The United States has been producing and exporting more ethane by pipeline and, beginning earlier this year, by tanker from the East and Gulf coasts. Jim Teague, CEO of Enterprise Products Partners LP’s general partner, is bullish on continued export growth as ethane is a key building block for the plastics that make the “lifestyle products” the rest of the world wants.
The United States had been exporting ethane by pipeline to Canada (see Daily GPI, June 30; Aug. 21, 2015) and more recently by tanker to overseas destinations as pointed out in Thursday’s “Today in Energy” research note from the U.S. Energy Information Administration (EIA). The first U.S. ethane export terminal, located in Marcus Hook, PA, about 20 miles southwest of Philadelphia, has an export capacity of 35,000 b/d and began shipping cargos last March (see Daily GPI, March 10). The second U.S. ethane export terminal, opened by Enterprise in Morgan’s Point, TX, recently sent its first shipment to Norway (see Daily GPI, Sept. 1).
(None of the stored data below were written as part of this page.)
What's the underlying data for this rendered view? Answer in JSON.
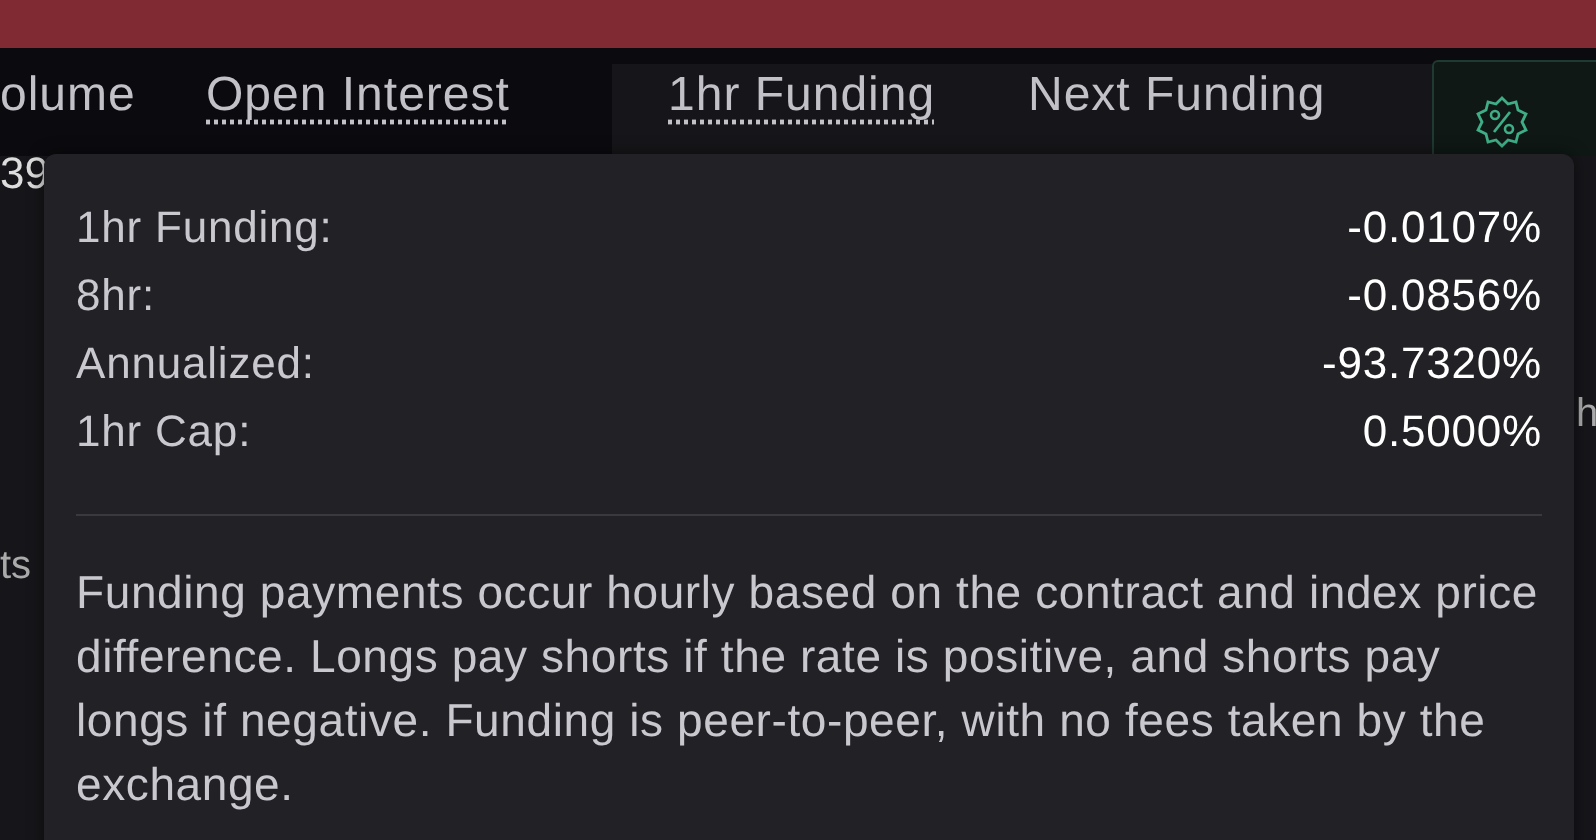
{
  "header": {
    "columns": [
      {
        "label": "olume",
        "underlined": false
      },
      {
        "label": "Open Interest",
        "underlined": true
      },
      {
        "label": "1hr Funding",
        "underlined": true
      },
      {
        "label": "Next Funding",
        "underlined": false
      }
    ]
  },
  "row": {
    "cell_1": "39"
  },
  "side_texts": {
    "left": "ts",
    "right": "h"
  },
  "tooltip": {
    "rows": [
      {
        "label": "1hr Funding:",
        "value": "-0.0107%"
      },
      {
        "label": "8hr:",
        "value": "-0.0856%"
      },
      {
        "label": "Annualized:",
        "value": "-93.7320%"
      },
      {
        "label": "1hr Cap:",
        "value": "0.5000%"
      }
    ],
    "description": "Funding payments occur hourly based on the contract and index price difference. Longs pay shorts if the rate is positive, and shorts pay longs if negative. Funding is peer-to-peer, with no fees taken by the exchange."
  }
}
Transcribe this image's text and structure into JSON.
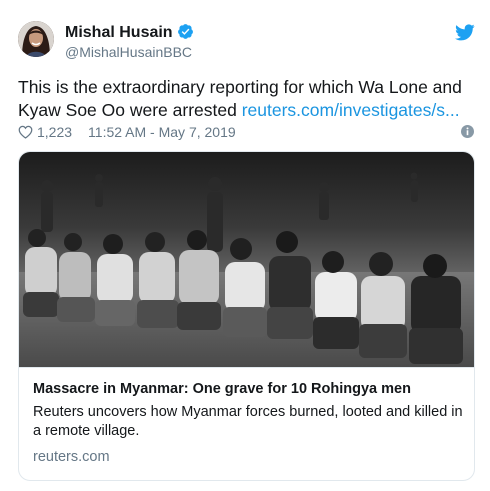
{
  "author": {
    "name": "Mishal Husain",
    "handle": "@MishalHusainBBC",
    "verified": true
  },
  "tweet": {
    "text": "This is the extraordinary reporting for which Wa Lone and Kyaw Soe Oo were arrested ",
    "link": "reuters.com/investigates/s...",
    "likes": "1,223",
    "timestamp": "11:52 AM - May 7, 2019"
  },
  "card": {
    "title": "Massacre in Myanmar: One grave for 10 Rohingya men",
    "description": "Reuters uncovers how Myanmar forces burned, looted and killed in a remote village.",
    "domain": "reuters.com"
  },
  "icons": {
    "verified": "verified-badge-icon",
    "bird": "twitter-bird-icon",
    "heart": "heart-icon",
    "info": "info-icon"
  },
  "colors": {
    "accent": "#1da1f2",
    "link": "#1b95e0",
    "secondary_text": "#657786",
    "border": "#e1e8ed"
  }
}
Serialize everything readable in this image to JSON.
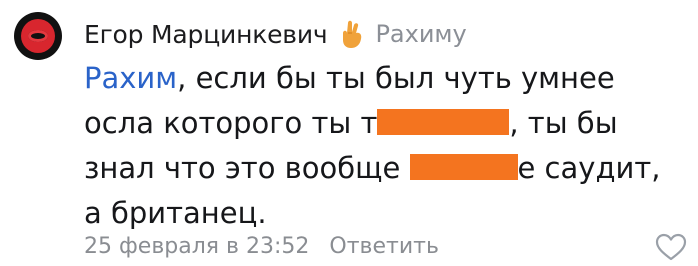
{
  "comment": {
    "author": "Егор Марцинкевич",
    "author_emoji": "crossed-fingers-emoji",
    "reply_to": "Рахиму",
    "mention": "Рахим",
    "lines": {
      "l1_rest": ", если бы ты был чуть умнее",
      "l2_start": "осла которого ты т",
      "l2_end": ", ты бы",
      "l3_start": "знал что это вообще ",
      "l3_end": "е саудит,",
      "l4": "а британец."
    },
    "date": "25 февраля в 23:52",
    "reply_label": "Ответить"
  },
  "colors": {
    "mention": "#2a63c9",
    "muted": "#8a8d92",
    "redaction": "#f4741f"
  },
  "icons": {
    "like": "heart-outline-icon"
  }
}
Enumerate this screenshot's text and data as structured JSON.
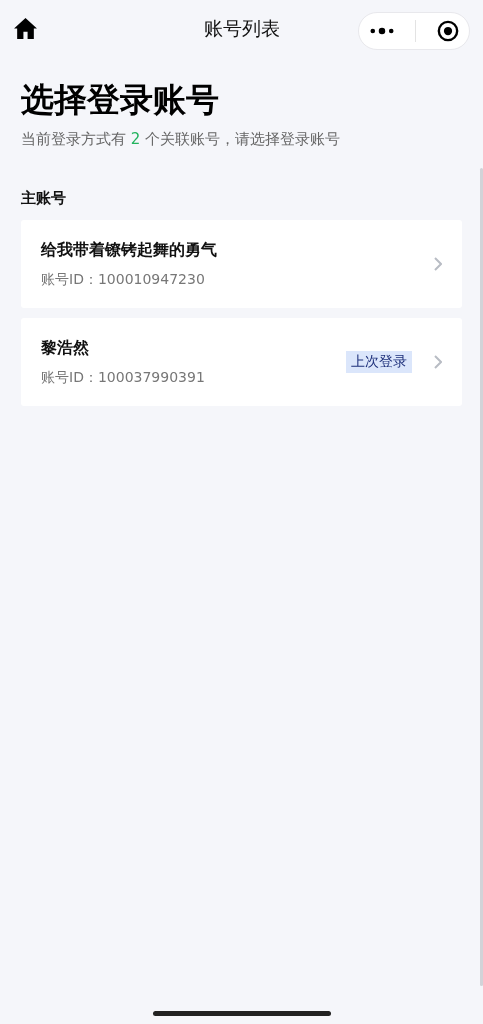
{
  "nav": {
    "title": "账号列表"
  },
  "heading": "选择登录账号",
  "subtitle": {
    "before": "当前登录方式有 ",
    "count": "2",
    "after": " 个关联账号，请选择登录账号"
  },
  "section_label": "主账号",
  "accounts": [
    {
      "name": "给我带着镣铐起舞的勇气",
      "id_label": "账号ID：",
      "id": "100010947230"
    },
    {
      "name": "黎浩然",
      "id_label": "账号ID：",
      "id": "100037990391",
      "badge": "上次登录"
    }
  ]
}
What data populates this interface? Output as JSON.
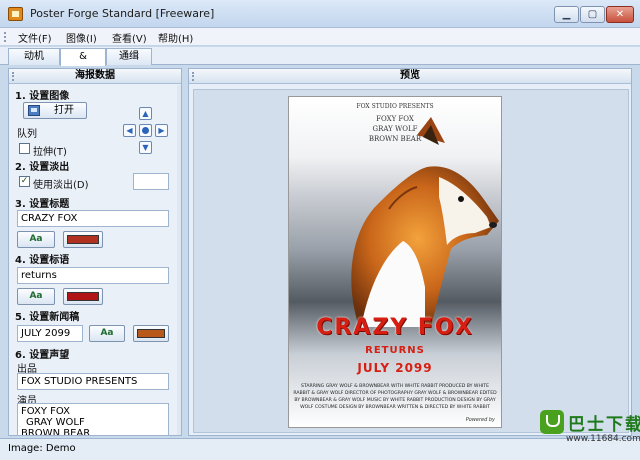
{
  "window": {
    "title": "Poster Forge Standard [Freeware]"
  },
  "menu": [
    "文件(F)",
    "图像(I)",
    "查看(V)",
    "帮助(H)"
  ],
  "tabs": [
    {
      "label": "动机"
    },
    {
      "label": "&"
    },
    {
      "label": "通缉"
    }
  ],
  "left_panel": {
    "header": "海报数据",
    "sections": {
      "s1": "1. 设置图像",
      "s2": "2. 设置淡出",
      "s3": "3. 设置标题",
      "s4": "4. 设置标语",
      "s5": "5. 设置新闻稿",
      "s6": "6. 设置声望"
    },
    "open_button": "打开",
    "align_label": "队列",
    "stretch_label": "拉伸(T)",
    "stretch_checked": false,
    "fade_label": "使用淡出(D)",
    "fade_checked": true,
    "title_value": "CRAZY FOX",
    "tagline_value": "returns",
    "release_value": "JULY 2099",
    "font_button": "Aa",
    "title_color": "#b0311f",
    "tagline_color": "#b01414",
    "release_color": "#b8581a",
    "presents_label": "出品",
    "presents_value": "FOX STUDIO PRESENTS",
    "cast_label": "演员",
    "cast_lines": [
      "FOXY FOX",
      "GRAY WOLF",
      "BROWN BEAR"
    ]
  },
  "right_panel": {
    "header": "预览",
    "poster": {
      "studio": "FOX STUDIO PRESENTS",
      "cast": [
        "FOXY FOX",
        "GRAY WOLF",
        "BROWN BEAR"
      ],
      "title": "CRAZY FOX",
      "tagline": "RETURNS",
      "date": "JULY 2099",
      "credits": "STARRING GRAY WOLF & BROWNBEAR WITH WHITE RABBIT PRODUCED BY WHITE RABBIT & GRAY WOLF DIRECTOR OF PHOTOGRAPHY GRAY WOLF & BROWNBEAR EDITED BY BROWNBEAR & GRAY WOLF MUSIC BY WHITE RABBIT PRODUCTION DESIGN BY GRAY WOLF COSTUME DESIGN BY BROWNBEAR WRITTEN & DIRECTED BY WHITE RABBIT",
      "powered": "Powered by"
    }
  },
  "status": {
    "text": "Image: Demo"
  },
  "watermark": {
    "title": "巴士下载",
    "url": "www.11684.com"
  }
}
This 200,000 b/d facility on the Houston Ship Channel is the first ethane terminal in the Gulf Coast region.
Unlike heavier natural gas liquids (NGL) — such as propane, butanes and natural gasoline — significant amounts of ethane can be left in the natural gas stream, a situation known as ethane rejection. Currently, the U.S. industry is rejecting about 600,000 b/d of ethane back into the natural gas stream, Teague said Thursday at the 2016 Deloitte Oil & Gas Conference in Houston.
However, by 2020, Enterprise is predicting that there will be a shortage of ethane on the U.S. Gulf Coast. “So what that means is if you’re in the Permian or in the Eagle Ford, your margins are going to be really nice and wide,” Teague said. For ethane coming from the Eagle Ford or Permian, the trip to the ethylene plants is about 10 cents per gallon. Coming from the Rockies or Marcellus Shale, the cost jumps to 22 cents per gallon, Teague said.
“But those plants and that capacity need that ethane, and if they need that ethane, they’ll pay up for it. So they would make a margin…The guys on the Gulf Coast are really going to be happy,” Teague said.
During his talk, Teague voiced skepticism about climate change and criticized the attacks that the energy industry has come under.
“Climate Change…It’s become somewhat of a religion,” he said. “There seems to be no compromise. They think their science is black and white, and I don’t. Our business is kind of under assault. It’s like, we love our lifestyle, but we hate the commodities that make the lifestyle possible. Bottom line, global gas is going to be a player for my lifetime and particularly natural gas liquids. Simply put, there are markets all over the world that are growing, and they want what we take for granted and they want it now. And there’s nothing other than oil and gas that can make that possible.
“Can you imagine a millennial wanting to live without their Yeti cooler? And guess where it comes from. It comes from plastics made out of natural gas liquids.”
In the climate change debate, “…nobody mentions natural gas liquids,” Teague said. “If you start looking at the products that come out of natural gas liquids, it’s pretty obvious why. Because those are lifestyle-type products.”
The EIA has collected monthly data on domestic natural gas heat content by state since 2013. The heat content of natural gas in states that receive shale gas produced from the Marcellus and Utica formations, such as Ohio, Maryland, Delaware and Pennsylvania, has been consistently reported at or above national average levels.
Ohio, in particular, receives a higher portion of its natural gas from the Marcellus and Utica formations. However, since early 2016, the natural gas heat content in these states has trended downward, indicating that producers have increasingly been extracting ethane, EIA said in its Today in Energy note on Thursday. The lower heat content has coincided with the start of ethane exports out of Marcus Hook, which sources all of its ethane from the Marcellus and Utica formations.
From 2010 to 2015, the ethane share of total NGL production dropped from 42% to 34%. Although other NGLs have found ready markets close to key shale plays such as the Marcellus and Utica formations, the lack of pipelines and local markets for ethane in these areas has limited ethane recovery.
With more export capability and growth in domestic petrochemical demand, more ethane is expected to be recovered and brought to market, EIA said. The agency’s Short-Term Energy Outlook projects NGL production to continue growing, from 3.6 million b/d in May 2016 to 4.0 million b/d in December 2017. Nearly half of the projected total increase in NGL production is ethane. Although an expectation of increasing oil prices and an associated increase in NGL prices contributes to the outlook, a major driver of increased ethane production is growth in ethane demand, both within the United States and internationally.